Dr. Davis asked Dr. Cypel how surgeons at Toronto General Hospital achieved an 86% EVLP utilization rate compared with the 54% rate observed in the U.S. trial and comparable rates in the United Kingdom and elsewhere.
"Our experience with the procedure and extensive laboratory research prior to starting the clinical trial" explain the difference, Dr. Cypel replied. Donor selection criteria also could play a role.
"The important thing is it is taking some of the adventure out of lung transplantation," study coauthor Dr. Shaf Keshavjee said during a separate presentation at the meeting. "Ex vivo lung perfusion is clinically feasible. We can we do a long-term perfusion of lungs outside the body without injuring them. It is possible to keep lung 12 hours outside the body and normothermic."
"We are developing ways to figure out which lungs need a fix and to target treatment to lungs that need treatment," said Dr. Keshavjee, director of the Toronto Lung Transplant program and chair of the Division of Thoracic Surgery at the University of Toronto. Examples include resolution of pulmonary edema and infections through EVLP. Treating infected lungs with lavage and high-dose antibiotics may one day make these organs acceptable for transplantation, even in cases of pneumonia.
The goal is to double or triple the overall number of lung transplants using the EVLP technique in the United States, said Dr. Davis. EVLP comprises 20% of transplants in Toronto, but the overall transplant volume has not increased.
EVLP has allowed the overall number of 100 transplants or so per year in Toronto to remain steady at the same time that organ donation rates have decreased, Dr. Cypel responded.
"The major contribution of EVLP will not be for the large transplant centers like Duke or Toronto, which already use 40% of the organs and for whom a marginal increase is not that large," Dr. Cypel said. "Look at the majority of lung transplant centers that use 10% or less of the offered lungs; that is where we can have a major impact by increasing the number of organs available."
Vitrolife supported the clinical trial. Dr. Cypel and Dr. Keshavjee reported no other relevant disclosures. Dr.
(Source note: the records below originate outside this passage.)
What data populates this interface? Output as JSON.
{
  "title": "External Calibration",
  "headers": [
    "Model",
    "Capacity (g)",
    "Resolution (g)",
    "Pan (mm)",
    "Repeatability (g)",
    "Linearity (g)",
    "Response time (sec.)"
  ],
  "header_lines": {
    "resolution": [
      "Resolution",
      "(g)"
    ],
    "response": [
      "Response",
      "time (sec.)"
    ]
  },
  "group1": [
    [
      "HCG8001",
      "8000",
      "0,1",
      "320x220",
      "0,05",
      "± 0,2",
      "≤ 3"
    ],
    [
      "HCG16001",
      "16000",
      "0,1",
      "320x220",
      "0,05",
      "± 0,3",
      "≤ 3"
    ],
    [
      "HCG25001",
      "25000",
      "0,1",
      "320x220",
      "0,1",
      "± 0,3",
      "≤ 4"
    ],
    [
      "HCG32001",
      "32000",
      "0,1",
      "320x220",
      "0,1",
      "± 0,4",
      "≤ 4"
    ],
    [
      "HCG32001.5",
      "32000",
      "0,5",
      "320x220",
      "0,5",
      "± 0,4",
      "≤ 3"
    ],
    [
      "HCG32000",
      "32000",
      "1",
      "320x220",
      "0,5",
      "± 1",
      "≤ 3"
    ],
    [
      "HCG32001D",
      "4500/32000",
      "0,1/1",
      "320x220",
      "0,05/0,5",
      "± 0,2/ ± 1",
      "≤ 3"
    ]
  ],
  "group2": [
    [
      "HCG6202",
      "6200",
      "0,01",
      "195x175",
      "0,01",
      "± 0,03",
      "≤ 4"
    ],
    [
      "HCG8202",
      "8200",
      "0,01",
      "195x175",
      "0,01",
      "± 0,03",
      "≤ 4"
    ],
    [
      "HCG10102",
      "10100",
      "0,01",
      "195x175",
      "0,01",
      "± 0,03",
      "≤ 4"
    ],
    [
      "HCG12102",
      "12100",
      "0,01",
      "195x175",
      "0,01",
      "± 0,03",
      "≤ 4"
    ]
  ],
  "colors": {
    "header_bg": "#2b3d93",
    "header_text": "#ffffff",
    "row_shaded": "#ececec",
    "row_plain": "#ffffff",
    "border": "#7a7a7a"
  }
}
Davis said he received research support from Vitrolife for a U.S. study.
FROM THE ANNUAL MEETING OF THE AMERICAN ASSOCIATION FOR THORACIC SURGERY
Major Finding: One-year survival was 86% in patients who received a lung transplant after optimization with normothermic ex vivo lung perfusion and 87% in those who underwent conventional lung transplantation.
Data Source: A retrospective study was performed of 311 lung transplantations at the University of Toronto from September 2008 to December 2011.
Disclosures: Vitrolife supported the clinical trial. Dr. Cypel and Dr. Keshavjee reported no other relevant disclosures. Dr. Davis said he received research support from Vitrolife.